The Austrian Holocaust Memorial Award (AHMA) was presented to the director and founder of the Johannesburg Holocaust and Genocide Centre, Avital “Tali” Nates (BA Hons 1994) for her part in South Africa’s efforts to remember those who died in the Holocaust.Tali Nates awarded the Austrian Holocaust Memorial Award by Ambassador Dr Johann Brieger.

The AHMA is awarded annually to a personality or organisation that is committed to commemorating the crimes of National Socialism and thus sets an example within the universality of this injustice and its consequences for all of humanity. It was launched in 2006 by the Austrian NGO Austrian Service Abroad.

It was the first time this award was conferred upon someone in Africa.

“It is a great honour to receive this award,” she said via Twitter.

Nates has lectured throughout the world about Holocaust education, genocide prevention, reconciliation and human rights.

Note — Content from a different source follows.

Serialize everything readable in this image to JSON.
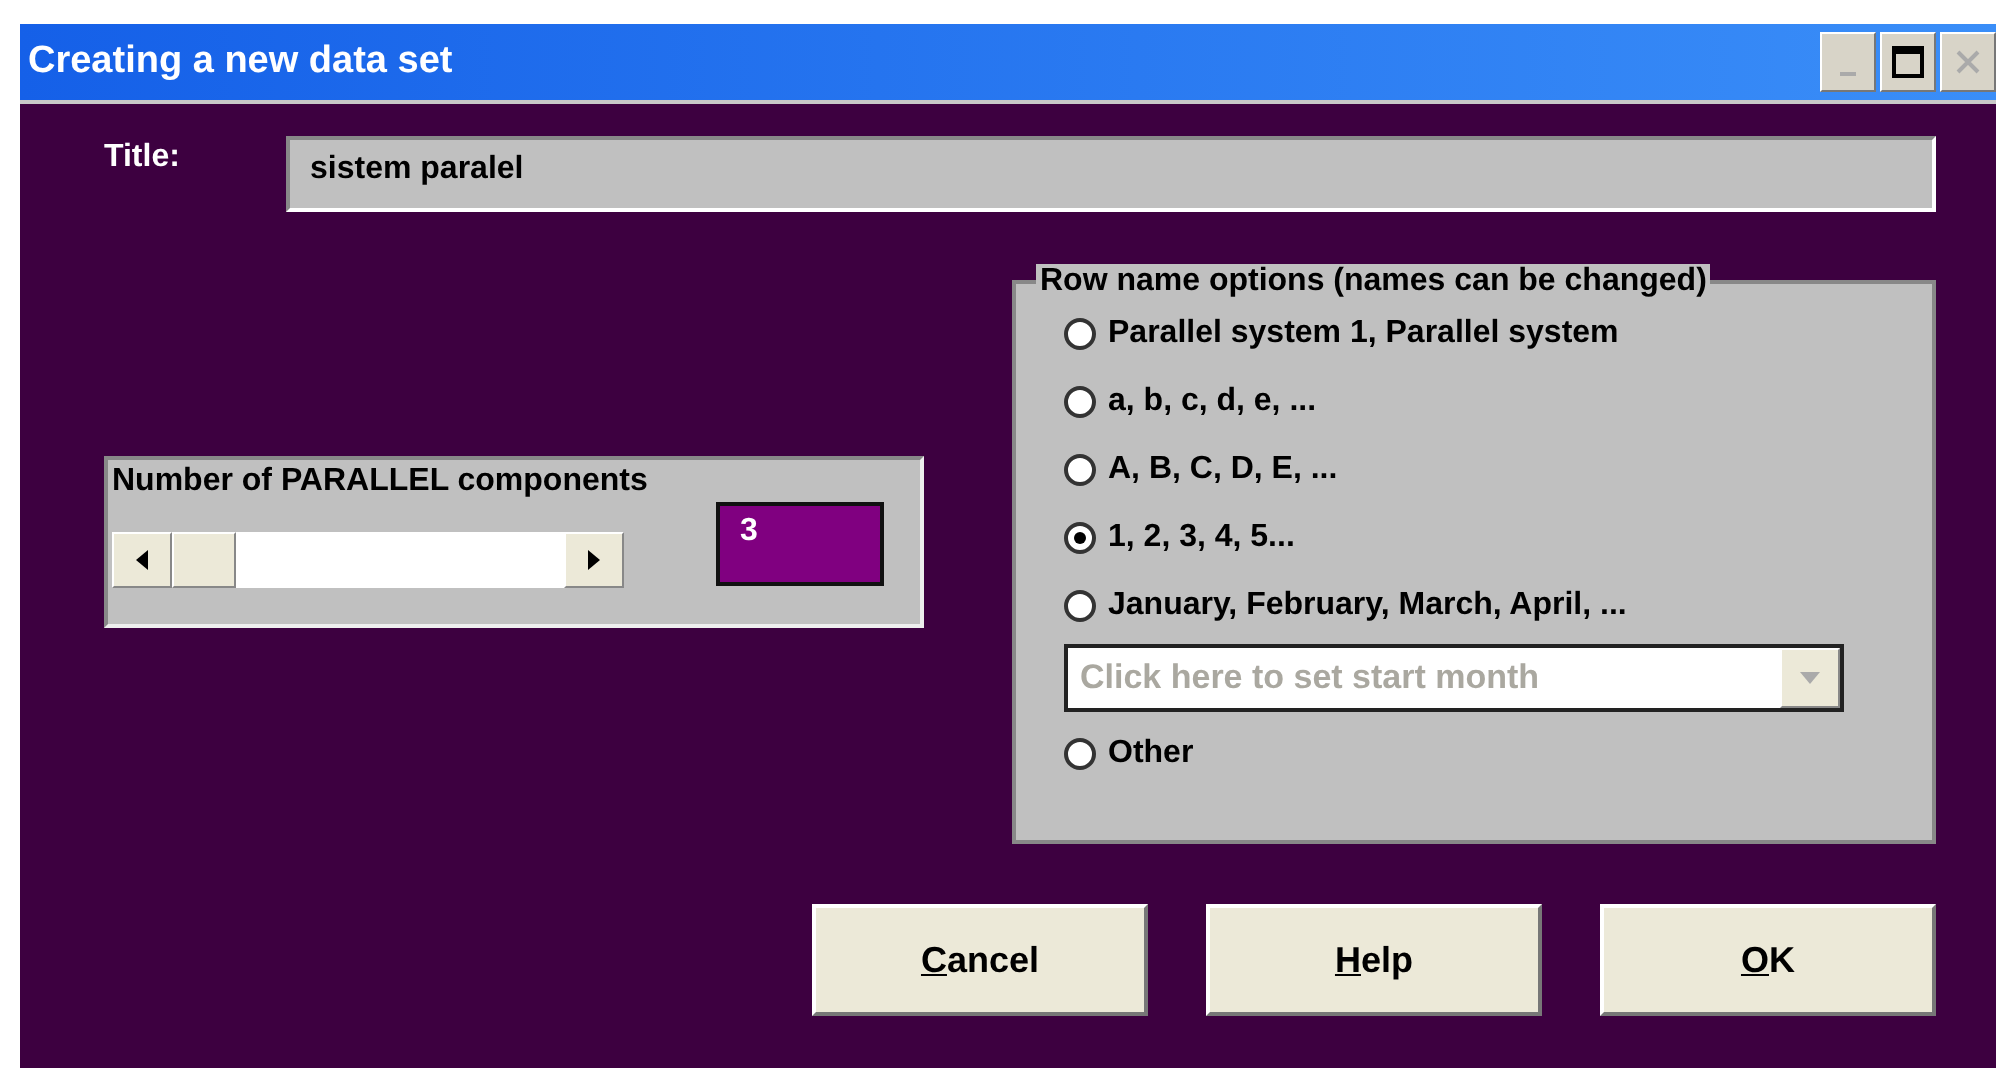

She has participated in Holocaust education missions to Eastern Europe, as well as educational missions in South Africa and Rwanda.

The head of the cultural policy section of the Austrian Foreign Ministry, Ambassador Emil Brix said during the ceremony held at the Austrian Embassy on 28 October 2021 that Holocaust research remains a global task: "Especially in a situation when some voices want to historicise and relativise these crimes, it is an important signal that an Austrian NGO is donating such a prize."

Nates’s father and uncle were both Holocaust survivors; their names were included on Oskar Schindler’s famous list, which inspired Steven Spielberg’s Oscar-winning film Schindler’s List.

Earlier this year on 18 March, the accomplished educator, Nates also received the Gratias Agit Award, presented annually by the Czech Republic. The award was presented at a reception at the residence of the Ambassador of the Czech Republic to South Africa, Dr Pavel Řezáč. She is the first South African to receive the award.